Alternatively, post-test probability can be calculated directly from the pre-test probability and the likelihood ratio using the equation:
- P' = P0 × LR/(1 − P0 + P0×LR), where P0 is the pre-test probability, P' is the post-test probability, and LR is the likelihood ratio. This formula can be calculated algebraically by combining the steps in the preceding description.

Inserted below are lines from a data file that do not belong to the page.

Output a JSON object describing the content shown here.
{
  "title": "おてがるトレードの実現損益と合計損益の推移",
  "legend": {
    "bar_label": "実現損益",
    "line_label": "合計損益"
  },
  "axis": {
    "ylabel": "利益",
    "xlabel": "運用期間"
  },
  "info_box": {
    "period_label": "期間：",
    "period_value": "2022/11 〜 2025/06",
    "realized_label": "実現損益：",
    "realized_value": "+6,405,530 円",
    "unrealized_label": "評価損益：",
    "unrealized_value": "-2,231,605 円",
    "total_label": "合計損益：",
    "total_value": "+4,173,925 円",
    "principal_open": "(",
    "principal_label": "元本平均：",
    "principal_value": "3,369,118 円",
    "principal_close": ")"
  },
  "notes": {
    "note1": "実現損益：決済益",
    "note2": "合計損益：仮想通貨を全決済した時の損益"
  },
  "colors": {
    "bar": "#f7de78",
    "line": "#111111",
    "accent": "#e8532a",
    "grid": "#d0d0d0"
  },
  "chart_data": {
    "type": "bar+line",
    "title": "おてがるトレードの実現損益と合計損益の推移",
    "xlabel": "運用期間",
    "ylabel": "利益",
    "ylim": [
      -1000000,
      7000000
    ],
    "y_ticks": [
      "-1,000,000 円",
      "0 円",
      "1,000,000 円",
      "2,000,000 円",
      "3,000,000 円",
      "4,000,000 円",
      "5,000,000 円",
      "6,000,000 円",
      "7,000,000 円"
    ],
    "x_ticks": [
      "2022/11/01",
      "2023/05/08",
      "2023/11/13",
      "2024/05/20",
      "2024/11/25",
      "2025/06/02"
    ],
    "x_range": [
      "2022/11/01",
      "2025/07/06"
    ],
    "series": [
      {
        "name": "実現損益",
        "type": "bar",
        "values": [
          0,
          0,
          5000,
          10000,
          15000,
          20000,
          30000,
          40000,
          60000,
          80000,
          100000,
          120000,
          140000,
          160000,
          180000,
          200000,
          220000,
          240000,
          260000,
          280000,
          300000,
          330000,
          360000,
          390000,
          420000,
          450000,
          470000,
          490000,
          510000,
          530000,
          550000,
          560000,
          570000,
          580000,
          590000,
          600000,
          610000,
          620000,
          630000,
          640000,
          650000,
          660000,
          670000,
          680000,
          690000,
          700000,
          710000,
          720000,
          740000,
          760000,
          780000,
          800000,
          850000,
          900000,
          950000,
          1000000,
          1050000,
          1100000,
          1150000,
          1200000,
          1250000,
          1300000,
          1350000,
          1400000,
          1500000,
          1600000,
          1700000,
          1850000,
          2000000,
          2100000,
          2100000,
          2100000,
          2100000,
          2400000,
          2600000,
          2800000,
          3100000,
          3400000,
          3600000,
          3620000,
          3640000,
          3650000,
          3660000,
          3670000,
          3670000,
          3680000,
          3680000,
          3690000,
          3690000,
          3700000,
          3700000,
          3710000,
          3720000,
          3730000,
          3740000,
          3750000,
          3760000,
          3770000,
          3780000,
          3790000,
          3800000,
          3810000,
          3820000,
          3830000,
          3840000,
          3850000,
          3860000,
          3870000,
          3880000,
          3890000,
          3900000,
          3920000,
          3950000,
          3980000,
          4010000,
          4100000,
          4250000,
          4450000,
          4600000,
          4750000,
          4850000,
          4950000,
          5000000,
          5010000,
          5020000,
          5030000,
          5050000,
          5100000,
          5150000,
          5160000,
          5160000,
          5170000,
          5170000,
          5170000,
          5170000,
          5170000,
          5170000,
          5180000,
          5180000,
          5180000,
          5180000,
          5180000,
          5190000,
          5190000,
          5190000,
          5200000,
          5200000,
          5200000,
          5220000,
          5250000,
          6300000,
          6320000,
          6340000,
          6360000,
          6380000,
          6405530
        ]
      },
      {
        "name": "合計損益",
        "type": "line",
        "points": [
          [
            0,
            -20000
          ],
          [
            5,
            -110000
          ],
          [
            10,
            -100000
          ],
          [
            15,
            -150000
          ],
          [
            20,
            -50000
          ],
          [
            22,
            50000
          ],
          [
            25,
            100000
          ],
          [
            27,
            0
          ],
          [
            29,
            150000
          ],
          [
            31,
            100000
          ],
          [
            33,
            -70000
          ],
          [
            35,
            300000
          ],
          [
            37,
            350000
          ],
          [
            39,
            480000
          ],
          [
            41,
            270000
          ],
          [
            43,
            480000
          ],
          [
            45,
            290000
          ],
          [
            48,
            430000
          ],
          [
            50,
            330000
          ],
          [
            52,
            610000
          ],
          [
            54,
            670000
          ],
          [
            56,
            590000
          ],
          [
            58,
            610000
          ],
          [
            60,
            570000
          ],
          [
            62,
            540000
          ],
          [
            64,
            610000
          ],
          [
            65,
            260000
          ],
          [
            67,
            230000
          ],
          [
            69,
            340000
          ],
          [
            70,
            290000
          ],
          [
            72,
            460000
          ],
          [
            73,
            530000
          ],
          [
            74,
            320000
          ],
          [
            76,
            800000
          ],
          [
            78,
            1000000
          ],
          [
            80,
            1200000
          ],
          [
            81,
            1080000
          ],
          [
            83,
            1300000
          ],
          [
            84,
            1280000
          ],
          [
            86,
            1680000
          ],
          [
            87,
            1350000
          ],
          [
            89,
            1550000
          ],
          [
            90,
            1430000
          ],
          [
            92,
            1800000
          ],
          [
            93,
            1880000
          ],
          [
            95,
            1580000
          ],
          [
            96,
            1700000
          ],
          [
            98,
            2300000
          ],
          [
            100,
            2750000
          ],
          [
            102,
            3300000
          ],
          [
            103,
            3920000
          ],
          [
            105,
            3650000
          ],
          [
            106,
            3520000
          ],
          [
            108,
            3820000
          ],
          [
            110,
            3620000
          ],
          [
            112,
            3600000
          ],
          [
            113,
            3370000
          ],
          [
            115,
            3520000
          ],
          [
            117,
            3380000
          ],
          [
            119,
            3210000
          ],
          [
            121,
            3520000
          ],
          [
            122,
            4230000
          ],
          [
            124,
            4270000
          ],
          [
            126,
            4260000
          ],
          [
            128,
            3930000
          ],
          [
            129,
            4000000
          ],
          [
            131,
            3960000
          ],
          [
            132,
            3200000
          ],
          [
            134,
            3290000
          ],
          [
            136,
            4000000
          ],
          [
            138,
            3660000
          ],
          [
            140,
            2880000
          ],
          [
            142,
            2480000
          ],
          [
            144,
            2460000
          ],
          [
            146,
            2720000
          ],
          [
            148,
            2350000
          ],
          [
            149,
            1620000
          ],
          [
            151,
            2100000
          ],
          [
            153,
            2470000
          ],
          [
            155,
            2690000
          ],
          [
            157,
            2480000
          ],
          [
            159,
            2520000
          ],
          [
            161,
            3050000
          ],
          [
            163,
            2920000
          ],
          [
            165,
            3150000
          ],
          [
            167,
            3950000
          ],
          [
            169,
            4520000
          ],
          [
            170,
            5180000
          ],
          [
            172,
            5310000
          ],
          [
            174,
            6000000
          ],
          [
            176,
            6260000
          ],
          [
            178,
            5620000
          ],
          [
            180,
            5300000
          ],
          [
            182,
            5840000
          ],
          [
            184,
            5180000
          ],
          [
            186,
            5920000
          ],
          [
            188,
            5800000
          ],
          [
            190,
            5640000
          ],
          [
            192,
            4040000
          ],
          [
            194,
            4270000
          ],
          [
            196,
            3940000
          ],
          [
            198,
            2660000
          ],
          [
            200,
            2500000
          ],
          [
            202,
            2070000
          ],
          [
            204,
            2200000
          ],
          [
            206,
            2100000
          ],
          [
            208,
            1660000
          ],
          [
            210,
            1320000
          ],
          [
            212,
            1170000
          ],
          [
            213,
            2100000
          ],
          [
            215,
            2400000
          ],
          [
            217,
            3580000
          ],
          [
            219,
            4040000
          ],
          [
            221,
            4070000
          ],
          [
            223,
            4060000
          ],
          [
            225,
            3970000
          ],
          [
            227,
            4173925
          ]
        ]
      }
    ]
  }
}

In fact, post-test probability, as estimated from the likelihood ratio and pre-test probability, is generally more accurate than if estimated from the positive predictive value of the test, if the tested individual has a different pre-test probability than what is the prevalence of that condition in the population.

===Example===
Taking the medical example from above (20 true positives, 10 false negatives, and 2030 total patients), the positive pre-test probability is calculated as:

- Pretest probability = (20 + 10) / 2030 = 0.0148
- Pretest odds = 0.0148 / (1 − 0.0148) = 0.015
- Posttest odds = 0.015 × 7.4 = 0.111
- Posttest probability = 0.111 / (0.111 + 1) = 0.1 or 10%

As demonstrated, the positive post-test probability is numerically equal to the positive predictive value; the negative post-test probability is numerically equal to (1 − negative predictive value).